И в прошлом веке апологеты буржуазии создавали легенды об Америке как о стране национального равенства. Но сразу же после Гражданской войны, которая, казалось бы, уничтожила самый вопиющий вид национального гнета — рабство негров, Твен увидел, что на самом деле национальные меньшинства в Америке подвергаются преследованиям. Еще в Сан-Франциско он написал едкий фельетон о преследованиях китайцев — этих скромных и честных тружеников. Фельетон остался не напечатанным, ибо газета, в которой Твен сотрудничал, боялась (как вспоминал писатель в журнале «Галакси» несколько лет спустя) «задеть кое-кого из подписчиков». В рассказе «Возмутительное преследование мальчика» (1870) Твен выступает в роли «защитника» маленького негодяя, швырявшего камнями в китайцев (как часто на протяжении последующих сорока лет писатель будет иронически «защищать» мерзавцев разных рангов для того лишь, чтобы с максимальной полнотой выявить истинный характер этих людей, сорвать с них маску добропорядочности). Еще более едкая насмешка заключена в рассказе «Приятель Голдсмита снова в чужой стране» (1870).

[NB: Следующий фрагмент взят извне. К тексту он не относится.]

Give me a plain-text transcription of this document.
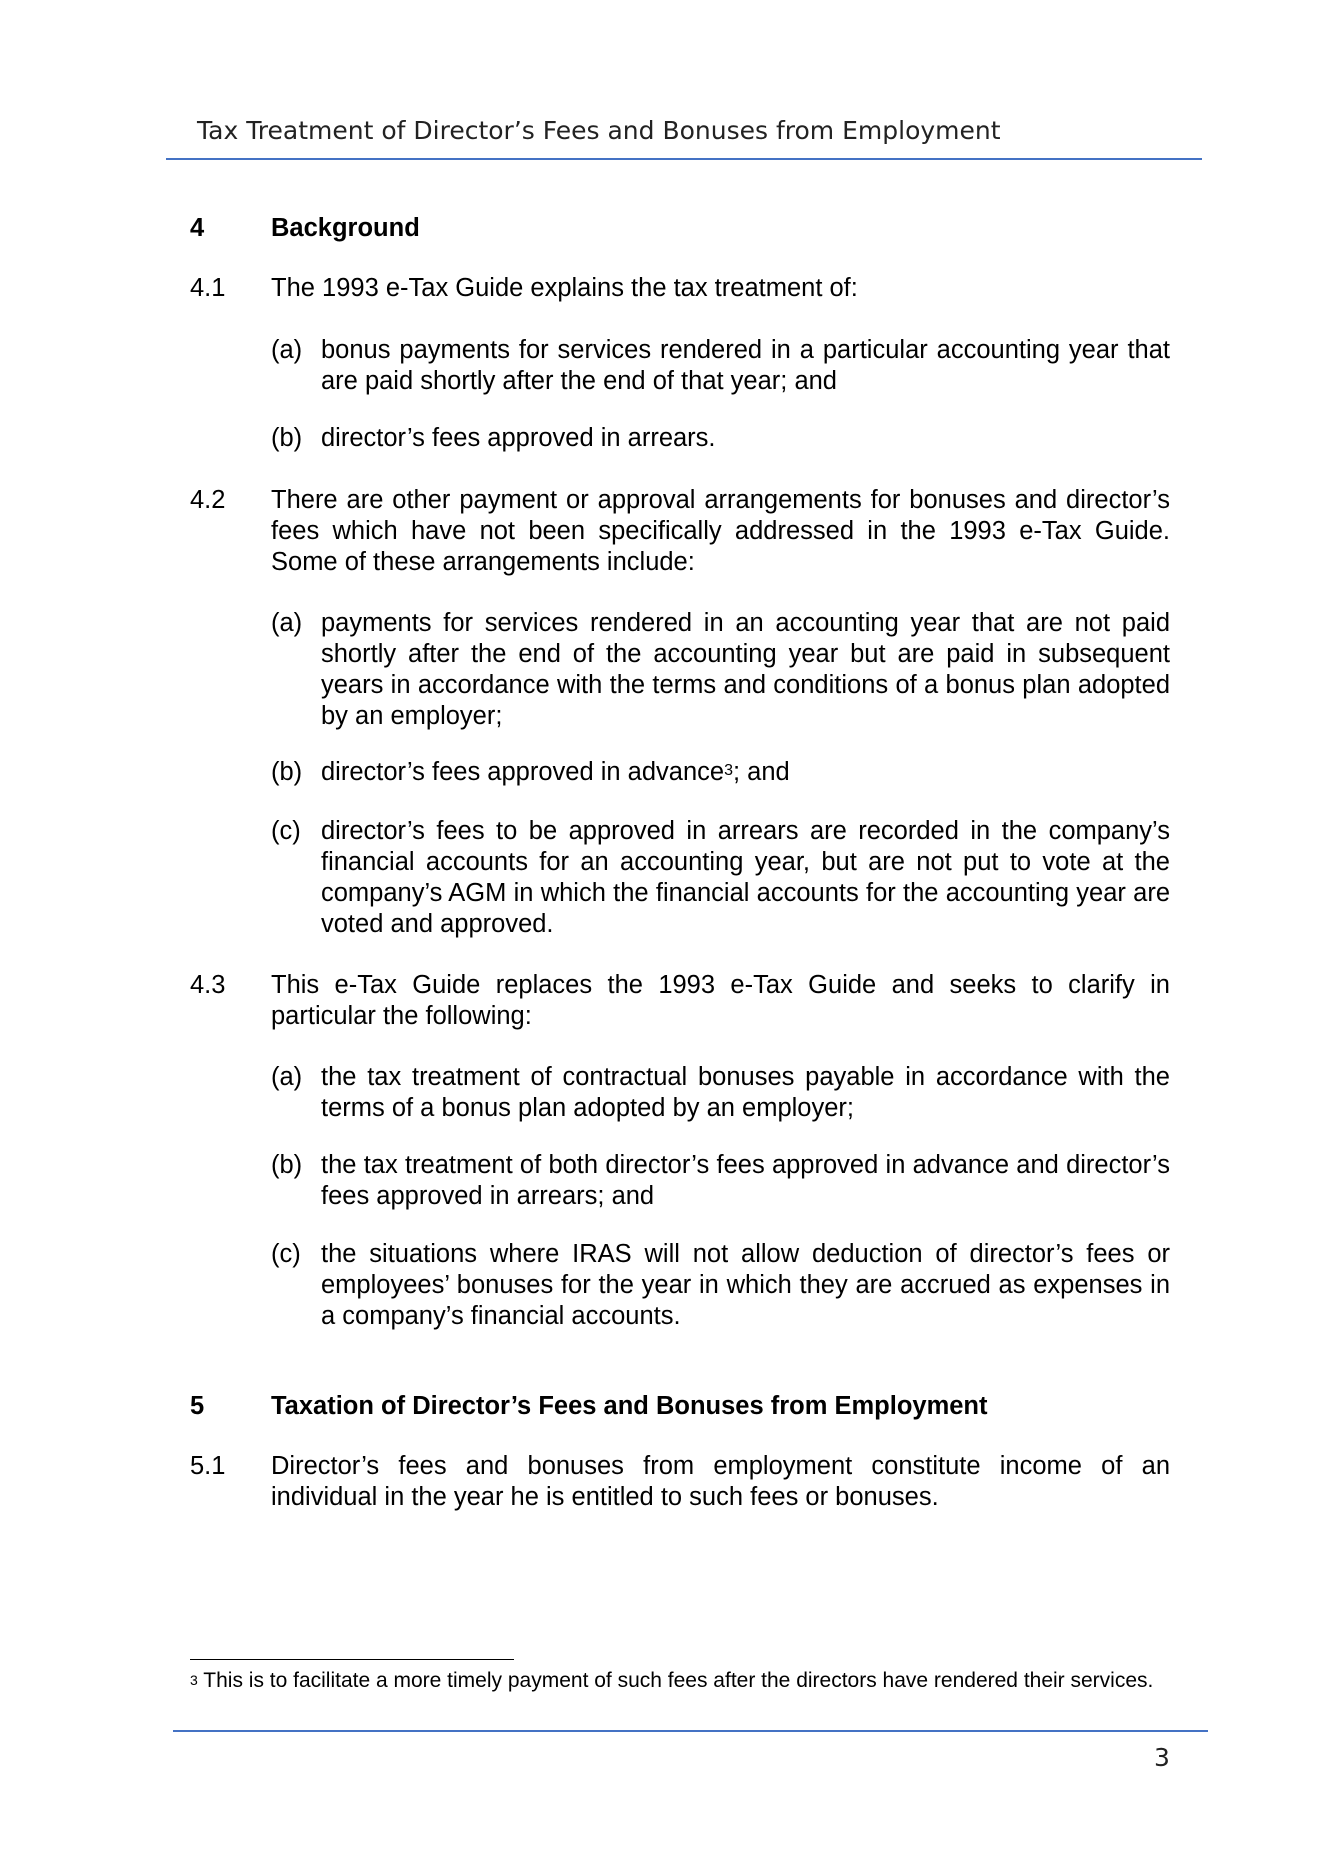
Tax Treatment of Director’s Fees and Bonuses from Employment
4	Background
4.1 The 1993 e-Tax Guide explains the tax treatment of:
(a) bonus payments for services rendered in a particular accounting year that are paid shortly after the end of that year; and
(b) director’s fees approved in arrears.
4.2 There are other payment or approval arrangements for bonuses and director’s fees which have not been specifically addressed in the 1993 e-Tax Guide. Some of these arrangements include:
(a) payments for services rendered in an accounting year that are not paid shortly after the end of the accounting year but are paid in subsequent years in accordance with the terms and conditions of a bonus plan adopted by an employer;
(b) director’s fees approved in advance$^3$; and
(c) director’s fees to be approved in arrears are recorded in the company’s financial accounts for an accounting year, but are not put to vote at the company’s AGM in which the financial accounts for the accounting year are voted and approved.
4.3 This e-Tax Guide replaces the 1993 e-Tax Guide and seeks to clarify in particular the following:
(a) the tax treatment of contractual bonuses payable in accordance with the terms of a bonus plan adopted by an employer;
(b) the tax treatment of both director’s fees approved in advance and director’s fees approved in arrears; and
(c) the situations where IRAS will not allow deduction of director’s fees or employees’ bonuses for the year in which they are accrued as expenses in a company’s financial accounts.
5	Taxation of Director’s Fees and Bonuses from Employment
5.1 Director’s fees and bonuses from employment constitute income of an individual in the year he is entitled to such fees or bonuses.
$^3$ This is to facilitate a more timely payment of such fees after the directors have rendered their services.
3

О том, что еще на рубеже 60-х и 70-х годов прошлого века Твен иной раз с беспокойством глядел на жизнь в Америке, говорит также такой, несколько неожиданный факт: в ряде его произведений и заметок «для себя» ощущается перекличка с настроением американских романтиков середины века. Кое-что из написанного Твеном во время поездки на Сандвичевы острова мог бы повторить и Герман Мелвилл, автор «Тайпи», так убежденно утверждавший превосходство всего склада жизни дикарей над безрадостным миром цивилизации. Вернувшись в Сан-Франциско, первый большой капиталистический город, где ему пришлось жить довольно долго, Твен отметил в своей записной книжке: «Снова дома. Нет, не дома, а в тюрьме, снова в тюрьме, и прекрасное чувство свободы исчезло. Город кажется таким тесным, и так много в нем мрачного: труд, заботы, деловые тревоги».

Незадолго до своего сорокалетия Твен писал одному другу, что он совершенно счастлив. Если есть на свете человек, «который знает счастье более полное, ровное и беспрестанное, пусть он явится передо мной, — шутил писатель, — пусть докажут, что он действительно существует. По моему убеждению, такого человека нет».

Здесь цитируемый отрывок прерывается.